Many patients have complained that the 0 to 10 pain scale is too vague. The following is a scale with definitions that will henceforth be used by the National Foundation for the Treatment of Pain.

Comments and suggestions are welcome.

J.S.Hochman MD

0 No pain

  1. Occasional pain effectively managed by Aspirin, Tylenol, Ibuprofen, one tablet, three times a day or less - or by opioids with no limitations on activities of daily living.
  2. Frequent pain, managed only by 1 or more tablets of ASA, acetamenophen, ibuprofen, every four hours - or by opioids with slight impairments of actitivities of daily living.

  3. Frequent pain, not effectively managed by NSAIDs, requiring an opioid medication, but not restricting daily activities of living

  4. Frequent pain, moderately affecting activities of daily living, but still controlled by opioids medications

  5. Frequent or almost constant pain. Contained by opioids, but still causing significant limitations on activities of daily living and occasionally causing the patient to be house or bed confined

  6. Constant pain, moderately contained by opioids, but with frequent limitations of activities of daily living. Frequently causes confinement to bed or the house.

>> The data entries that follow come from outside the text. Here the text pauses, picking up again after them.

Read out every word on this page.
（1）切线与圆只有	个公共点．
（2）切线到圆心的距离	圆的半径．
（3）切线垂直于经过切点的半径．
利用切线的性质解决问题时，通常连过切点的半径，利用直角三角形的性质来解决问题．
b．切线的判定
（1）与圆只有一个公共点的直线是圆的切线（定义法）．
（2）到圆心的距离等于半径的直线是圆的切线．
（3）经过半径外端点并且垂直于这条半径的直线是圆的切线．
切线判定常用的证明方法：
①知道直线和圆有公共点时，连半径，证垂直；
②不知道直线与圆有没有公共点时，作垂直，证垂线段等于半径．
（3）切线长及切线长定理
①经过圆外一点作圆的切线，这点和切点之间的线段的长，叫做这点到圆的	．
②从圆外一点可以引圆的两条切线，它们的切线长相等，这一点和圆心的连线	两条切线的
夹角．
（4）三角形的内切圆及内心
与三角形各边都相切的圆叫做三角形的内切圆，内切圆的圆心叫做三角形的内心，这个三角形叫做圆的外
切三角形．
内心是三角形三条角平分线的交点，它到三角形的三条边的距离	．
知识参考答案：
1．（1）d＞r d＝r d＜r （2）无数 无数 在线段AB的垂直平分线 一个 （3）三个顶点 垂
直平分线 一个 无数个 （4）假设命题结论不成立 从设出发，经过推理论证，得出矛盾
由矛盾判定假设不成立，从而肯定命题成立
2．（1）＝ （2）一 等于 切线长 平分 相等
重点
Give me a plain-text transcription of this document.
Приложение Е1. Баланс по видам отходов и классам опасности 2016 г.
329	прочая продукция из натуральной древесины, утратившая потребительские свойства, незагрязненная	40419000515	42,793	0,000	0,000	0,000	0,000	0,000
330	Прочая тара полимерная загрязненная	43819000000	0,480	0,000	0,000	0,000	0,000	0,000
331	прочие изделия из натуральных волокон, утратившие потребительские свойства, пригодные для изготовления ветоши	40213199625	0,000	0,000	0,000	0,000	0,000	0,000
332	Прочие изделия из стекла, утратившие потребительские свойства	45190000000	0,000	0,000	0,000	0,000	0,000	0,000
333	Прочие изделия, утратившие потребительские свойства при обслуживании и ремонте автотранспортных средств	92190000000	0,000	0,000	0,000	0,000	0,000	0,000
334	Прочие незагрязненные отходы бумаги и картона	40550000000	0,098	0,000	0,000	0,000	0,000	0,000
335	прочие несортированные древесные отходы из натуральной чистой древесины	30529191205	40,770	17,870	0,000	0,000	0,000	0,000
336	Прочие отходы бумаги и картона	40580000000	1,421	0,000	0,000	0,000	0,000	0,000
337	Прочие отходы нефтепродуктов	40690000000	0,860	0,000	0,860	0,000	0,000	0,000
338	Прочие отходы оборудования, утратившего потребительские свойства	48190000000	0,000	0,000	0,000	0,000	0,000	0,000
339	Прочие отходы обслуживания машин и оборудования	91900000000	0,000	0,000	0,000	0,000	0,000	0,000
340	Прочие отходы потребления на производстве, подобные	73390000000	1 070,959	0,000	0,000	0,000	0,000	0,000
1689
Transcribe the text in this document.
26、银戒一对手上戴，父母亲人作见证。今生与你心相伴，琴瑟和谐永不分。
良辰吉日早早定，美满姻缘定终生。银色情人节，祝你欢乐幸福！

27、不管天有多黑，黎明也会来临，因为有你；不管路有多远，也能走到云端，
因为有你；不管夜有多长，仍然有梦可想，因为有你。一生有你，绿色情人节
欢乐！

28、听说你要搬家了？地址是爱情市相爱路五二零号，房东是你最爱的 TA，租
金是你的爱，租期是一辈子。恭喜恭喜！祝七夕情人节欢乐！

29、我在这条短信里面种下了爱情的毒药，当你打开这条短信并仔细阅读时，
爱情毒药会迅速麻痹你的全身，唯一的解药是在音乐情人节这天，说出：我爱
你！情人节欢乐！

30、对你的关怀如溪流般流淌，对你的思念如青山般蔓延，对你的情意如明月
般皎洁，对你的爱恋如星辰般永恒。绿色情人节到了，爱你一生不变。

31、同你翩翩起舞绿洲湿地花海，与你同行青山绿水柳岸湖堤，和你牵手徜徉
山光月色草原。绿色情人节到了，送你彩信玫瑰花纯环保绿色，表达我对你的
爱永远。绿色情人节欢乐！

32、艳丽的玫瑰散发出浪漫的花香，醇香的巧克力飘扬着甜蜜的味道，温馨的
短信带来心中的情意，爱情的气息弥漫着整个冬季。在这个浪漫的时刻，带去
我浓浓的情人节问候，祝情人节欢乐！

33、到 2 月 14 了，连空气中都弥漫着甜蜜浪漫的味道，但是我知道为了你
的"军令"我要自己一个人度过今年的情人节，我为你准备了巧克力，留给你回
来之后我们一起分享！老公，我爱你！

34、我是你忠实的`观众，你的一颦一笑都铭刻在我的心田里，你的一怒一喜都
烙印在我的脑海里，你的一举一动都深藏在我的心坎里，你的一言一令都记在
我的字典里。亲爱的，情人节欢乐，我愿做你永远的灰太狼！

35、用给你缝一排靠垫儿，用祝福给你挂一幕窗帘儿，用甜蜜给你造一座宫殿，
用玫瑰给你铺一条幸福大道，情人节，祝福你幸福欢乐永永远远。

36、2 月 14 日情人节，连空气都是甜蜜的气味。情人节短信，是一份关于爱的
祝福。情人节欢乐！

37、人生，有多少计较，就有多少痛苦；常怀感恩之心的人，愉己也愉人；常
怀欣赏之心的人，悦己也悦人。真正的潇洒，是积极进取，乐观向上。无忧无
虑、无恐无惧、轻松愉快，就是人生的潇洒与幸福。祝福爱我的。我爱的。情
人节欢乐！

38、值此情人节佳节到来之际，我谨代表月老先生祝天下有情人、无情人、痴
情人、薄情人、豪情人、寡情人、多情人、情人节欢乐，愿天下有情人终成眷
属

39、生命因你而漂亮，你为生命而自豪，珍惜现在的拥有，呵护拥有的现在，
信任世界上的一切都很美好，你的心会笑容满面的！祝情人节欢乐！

  7. Constant pain, only partially contained by opioids at the doses prescribed, with continuous limitation of activities of daily living

  8. Constant pain, frequently disabling, making most activities of daily living difficult if at all possible

  9. Constant pain, uncontained by prescribed medications and doses, completely disabling of activities of daily living, requiring interventions or assistance by others, preventing any form of employment and fully qualifying the patient for Social Security Disability

  10. Intolerable pain requiring emergency room treatment, generally with opioids injections.